This section provides a description of some of the blockchain-level protocol changes made in Ethereum, including how blocks and transactions work, how data is serialized and stored, and the mechanisms behind accounts.
Accounts and not UTXOs
Bitcoin, along with many of its derivatives, stores data about users' balances in a structure based on unspent transaction outputs (UTXOs): the entire state of the system consists of a set of "unspent outputs" (think, "coins"), such that each coin has an owner and a value, and a transaction spends one or more coins and creates one or more new coins, subject to the validity constraints:
- Every referenced input must be valid and not yet spent
- The transaction must have a signature matching the owner of the input for every input
- The total value of the inputs must equal or exceed the total value of the outputs
A user's "balance" in the system is thus the total value of the set of coins for which the user has a private key capable of producing a valid signature.
(Image from https://bitcoin.org/en/developer-guide)
Ethereum jettisons this scheme in favor of a simpler approach: the state stores a list of accounts where each account has a balance, as well as Ethereum-specific data (code and internal storage), and a transaction is valid if the sending account has enough balance to pay for it, in which case the sending account is debited and the receiving account is credited with the value. If the receiving account has code, the code runs, and internal storage may also be changed, or the code may even create additional messages to other accounts which lead to further debits and credits.
The benefits of UTXOs are:
- Higher degree of privacy: if a user uses a new address for each transaction that they receive then it will often be difficult to link accounts to each other. This applies greatly to currency, but less to arbitrary dapps, as arbitrary dapps often necessarily involve keeping track of complex bundled state of users and there may not exist such an easy user state partitioning scheme as in currency.
- Potential scalability paradigms: UTXOs are more theoretically compatible with certain kinds of scalability paradigms, as we can rely on only the owner of some coins maintaining a Merkle proof of ownership, and even if everyone including the owner decides to forget that data then only the owner is harmed. In an account paradigm, everyone losing the portion of a Merkle tree corresponding to an account would make it impossible to process messages that affect that account at all in any way, including sending to it. However, non-UTXO-dependent scalability paradigms do exist.

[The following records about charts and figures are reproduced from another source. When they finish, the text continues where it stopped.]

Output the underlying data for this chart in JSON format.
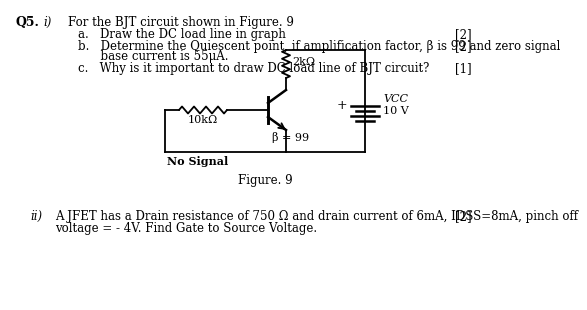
{
  "title_q": "Q5.",
  "roman_i": "i)",
  "roman_ii": "ii)",
  "q5_header": "For the BJT circuit shown in Figure. 9",
  "part_a": "a.   Draw the DC load line in graph",
  "part_b": "b.   Determine the Quiescent point, if amplification factor, β is 99 and zero signal",
  "part_b2": "      base current is 55μA.",
  "part_c": "c.   Why is it important to draw DC load line of BJT circuit?",
  "marks_a": "[2]",
  "marks_b": "[2]",
  "marks_c": "[1]",
  "fig_label": "Figure. 9",
  "r1_label": "2kΩ",
  "r2_label": "10kΩ",
  "beta_label": "β = 99",
  "vcc_label": "VCC",
  "vcc_val": "10 V",
  "no_signal": "No Signal",
  "q5ii_text": "A JFET has a Drain resistance of 750 Ω and drain current of 6mA, IDSS=8mA, pinch off",
  "q5ii_text2": "voltage = - 4V. Find Gate to Source Voltage.",
  "marks_ii": "[2]",
  "bg_color": "#ffffff",
  "text_color": "#000000",
  "font_size": 8.5
}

The benefits of accounts are:
- Large space savings: for example, if an account has 5 UTXO, then switching from a UTXO model to an account model would reduce the space requirements from (20 + 32 + 8) * 5 = 300 bytes (20 for the address, 32 for the txid and 8 for the value) to 20 + 8 + 2 = 30 bytes (20 for the address, 8 for the value, 2 for a nonce(see below)). In reality savings are not nearly this massive because accounts need to be stored in a Patricia tree (see below) but they are nevertheless large. Additionally, transactions can be smaller (eg. 100 bytes in Ethereum vs. 200-250 bytes in Bitcoin) because every transaction need only make one reference and one signature and produces one output.

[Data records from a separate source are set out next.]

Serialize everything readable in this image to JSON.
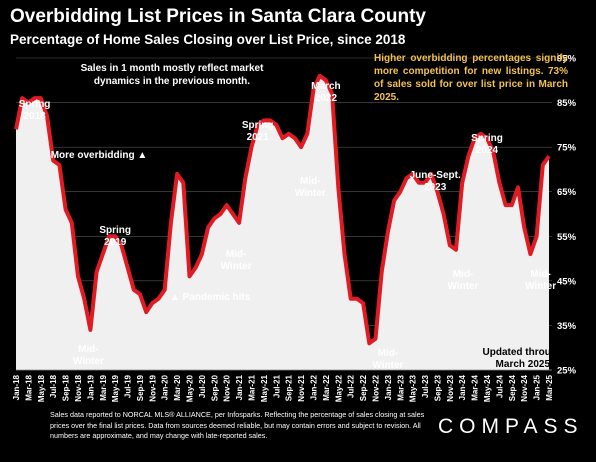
{
  "header": {
    "title": "Overbidding List Prices in Santa Clara County",
    "subtitle": "Percentage of Home Sales Closing over List Price, since 2018"
  },
  "note": "Sales in 1 month mostly reflect market dynamics in the previous month.",
  "callout": "Higher overbidding percentages signify more competition for new listings. 73% of sales sold for over list price in March 2025.",
  "footer": "Sales data reported to NORCAL MLS® ALLIANCE, per Infosparks. Reflecting the percentage of sales closing at sales prices over the final list prices. Data from sources deemed reliable, but may contain errors and subject to revision. All numbers are approximate, and may change with late-reported sales.",
  "logo": "COMPASS",
  "colors": {
    "line": "#e01b24",
    "fill": "#f0f0f0",
    "callout": "#f2c14e",
    "background": "#000000"
  },
  "chart_data": {
    "type": "area",
    "title": "Overbidding List Prices in Santa Clara County",
    "subtitle": "Percentage of Home Sales Closing over List Price, since 2018",
    "ylim": [
      25,
      95
    ],
    "y_ticks": [
      "25%",
      "35%",
      "45%",
      "55%",
      "65%",
      "75%",
      "85%",
      "95%"
    ],
    "y_tick_values": [
      25,
      35,
      45,
      55,
      65,
      75,
      85,
      95
    ],
    "x_tick_labels": [
      "Jan-18",
      "Mar-18",
      "May-18",
      "Jul-18",
      "Sep-18",
      "Nov-18",
      "Jan-19",
      "Mar-19",
      "May-19",
      "Jul-19",
      "Sep-19",
      "Nov-19",
      "Jan-20",
      "Mar-20",
      "May-20",
      "Jul-20",
      "Sep-20",
      "Nov-20",
      "Jan-21",
      "Mar-21",
      "May-21",
      "Jul-21",
      "Sep-21",
      "Nov-21",
      "Jan-22",
      "Mar-22",
      "May-22",
      "Jul-22",
      "Sep-22",
      "Nov-22",
      "Jan-23",
      "Mar-23",
      "May-23",
      "Jul-23",
      "Sep-23",
      "Nov-23",
      "Jan-24",
      "Mar-24",
      "May-24",
      "Jul-24",
      "Sep-24",
      "Nov-24",
      "Jan-25",
      "Mar-25"
    ],
    "x": [
      "Jan-18",
      "Feb-18",
      "Mar-18",
      "Apr-18",
      "May-18",
      "Jun-18",
      "Jul-18",
      "Aug-18",
      "Sep-18",
      "Oct-18",
      "Nov-18",
      "Dec-18",
      "Jan-19",
      "Feb-19",
      "Mar-19",
      "Apr-19",
      "May-19",
      "Jun-19",
      "Jul-19",
      "Aug-19",
      "Sep-19",
      "Oct-19",
      "Nov-19",
      "Dec-19",
      "Jan-20",
      "Feb-20",
      "Mar-20",
      "Apr-20",
      "May-20",
      "Jun-20",
      "Jul-20",
      "Aug-20",
      "Sep-20",
      "Oct-20",
      "Nov-20",
      "Dec-20",
      "Jan-21",
      "Feb-21",
      "Mar-21",
      "Apr-21",
      "May-21",
      "Jun-21",
      "Jul-21",
      "Aug-21",
      "Sep-21",
      "Oct-21",
      "Nov-21",
      "Dec-21",
      "Jan-22",
      "Feb-22",
      "Mar-22",
      "Apr-22",
      "May-22",
      "Jun-22",
      "Jul-22",
      "Aug-22",
      "Sep-22",
      "Oct-22",
      "Nov-22",
      "Dec-22",
      "Jan-23",
      "Feb-23",
      "Mar-23",
      "Apr-23",
      "May-23",
      "Jun-23",
      "Jul-23",
      "Aug-23",
      "Sep-23",
      "Oct-23",
      "Nov-23",
      "Dec-23",
      "Jan-24",
      "Feb-24",
      "Mar-24",
      "Apr-24",
      "May-24",
      "Jun-24",
      "Jul-24",
      "Aug-24",
      "Sep-24",
      "Oct-24",
      "Nov-24",
      "Dec-24",
      "Jan-25",
      "Feb-25",
      "Mar-25"
    ],
    "values": [
      79,
      86,
      85,
      86,
      86,
      82,
      72,
      71,
      61,
      58,
      46,
      41,
      34,
      47,
      51,
      55,
      55,
      53,
      48,
      43,
      42,
      38,
      40,
      41,
      43,
      58,
      69,
      67,
      46,
      48,
      51,
      57,
      59,
      60,
      62,
      60,
      58,
      68,
      75,
      80,
      81,
      81,
      80,
      77,
      78,
      77,
      75,
      78,
      88,
      91,
      90,
      87,
      66,
      51,
      41,
      41,
      40,
      31,
      32,
      47,
      56,
      63,
      65,
      68,
      69,
      67,
      67,
      69,
      65,
      60,
      53,
      52,
      67,
      73,
      77,
      78,
      77,
      74,
      67,
      62,
      62,
      66,
      57,
      51,
      55,
      71,
      73
    ],
    "annotations": [
      {
        "text": "Spring 2018",
        "x": "Apr-18"
      },
      {
        "text": "Spring 2019",
        "x": "May-19"
      },
      {
        "text": "Mid-Winter",
        "x": "Jan-19"
      },
      {
        "text": "More overbidding ▲",
        "x": "Apr-19"
      },
      {
        "text": "▲ Pandemic hits",
        "x": "Mar-20"
      },
      {
        "text": "Mid-Winter",
        "x": "Jan-21"
      },
      {
        "text": "Spring 2021",
        "x": "Apr-21"
      },
      {
        "text": "Mid-Winter",
        "x": "Dec-21"
      },
      {
        "text": "March 2022",
        "x": "Mar-22"
      },
      {
        "text": "Mid-Winter",
        "x": "Jan-23"
      },
      {
        "text": "June-Sept. 2023",
        "x": "Aug-23"
      },
      {
        "text": "Spring 2024",
        "x": "May-24"
      },
      {
        "text": "Mid-Winter",
        "x": "Dec-23"
      },
      {
        "text": "Mid-Winter",
        "x": "Jan-25"
      },
      {
        "text": "Updated through March 2025",
        "x": "Feb-25"
      }
    ]
  }
}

- Greater fungibility: because there is no blockchain-level concept of the source of a specific set of coins, it becomes less practical, both technically and legally, to institute a redlist/blacklisting scheme and to draw a distinction between coins depending on where they come from.
- Simplicity: easier to code and understand, especially once more complex scripts become involved. Although it is possible to shoehorn arbitrary decentralized applications into a UTXO paradigm, essentially by giving scripts the ability to restrict what kinds of UTXO a given UTXO can be spent to, and requiring spends to include Merkle tree proofs of change-of-application-state-root that scripts evaluate, such a paradigm is much more complicated and ugly than just using accounts.
- Constant light client reference: light clients can at any point access all data related to an account by scanning down the state tree in a specific direction. In a UTXO paradigm, the references change with each transaction, a particularly burdensome problem for long-running dapps that try to use the above mentioned state-root-in-UTXO propagation mechanism.
We have decided that, particularly because we are dealing with dapps containing arbitrary state and code, the benefits of accounts massively outweigh the alternatives. Additionally, in the spirit of the We Have No Features principle, we note that if people really do care about privacy then mixers and coinjoin can be built via signed-data-packet protocols inside of contracts.
One weakness of the account paradigm is that in order to prevent replay attacks, every transaction must have a "nonce", such that the account keeps track of the nonces used and only accepts a transaction if its nonce is 1 after the last nonce used. This means that even no-longer-used accounts can never be pruned from the account state. A simple solution to this problem is to require transactions to contain a block number, making them un-replayable after some period of time, and reset nonces once every period. Miners or other users will need to "ping" unused accounts in order to delete them from the state, as it would be too expensive to do a full sweep as part of the blockchain protocol itself. We did not go with this mechanism only to speed up development for 1.0; 1.1 and beyond will likely use such a system.